2. La procédure l’exclusion repose sur la vigilance des juges, véritable garde-fou.

La jurisprudence constante de la Cour de cassation révèle que la décision d’exclure un actionnaire ne peut être prise à la légère. Elle doit :

  • suivre une procédure prévue par les statuts,
  • reposer sur un motif, qui doit être stipulé dans les statuts, conforme à l’intérêt social et à l’ordre public,
  • et ne pas être abusive.

3. Le prix de rachat des actions de l’actionnaire exclu est encadré par les statuts, à défaut, par l’article 1843-4 du Code civil. 

Les sages relèvent que l’exclusion donne lieu au rachat des actions à un prix de cession fixé conformément au premier alinéa de l’article L227-18 du Code de commerce :

« Si les statuts ne précisent pas les modalités du prix de cession des actions lorsque la société met en œuvre une clause introduite en application des articles L. 227-14L. 227-16 et L. 227-17, ce prix est fixé par accord entre les parties ou, à défaut, déterminé dans les conditions prévues à l’article 1843-4 du code civil. »

En résumé, si les statuts ne prévoient pas de prix, et à défaut d’accord entre les parties, celui-ci est fixé par un expert désigné par un juge.

4. L’actionnaire a le droit de contester l’exclusion et même le prix de cession.

L’actionnaire exclu dispose enfin du droit de contester devant le juge, la décision prise par ses anciens co-actionnaires de l’exclure. La juridiction saisie aura alors pour mission de s’assurer « de la réalité et de la gravité du motif retenu ».  Il peut toujours en outre, contester le prix de cession de ses actions.

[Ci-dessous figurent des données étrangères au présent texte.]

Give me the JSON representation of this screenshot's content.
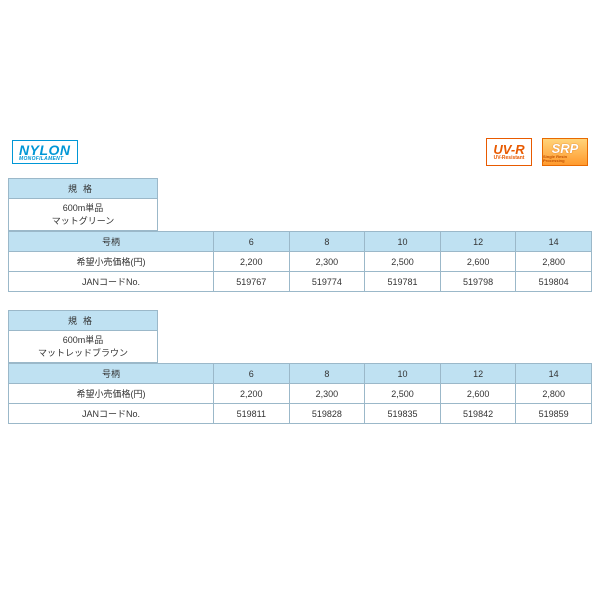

Pour toutes ces raisons, le Conseil Constitutionnel considèrent :

«  ces dispositions, qui ne méconnaissent aucun autre droit ou liberté que la Constitution garantit, doivent être déclarées conformes à la Constitution. »

Par cette décision, qui marque les juristes en cette fin d’année 2022, le Conseil Constitutionnel déclare les articles L227-16 et L227-17 du Code de commerce, autorisant l’amendement des statuts par une clause d’exclusion, sans l’unanimité des actionnaires, comme valable et conforme à la Constitution.

Attention donc : Ce n’est pas parce que vos statuts ne comprennent pas de clause d’exclusion, qu’elle ne pourra pas être ajoutée à votre insu.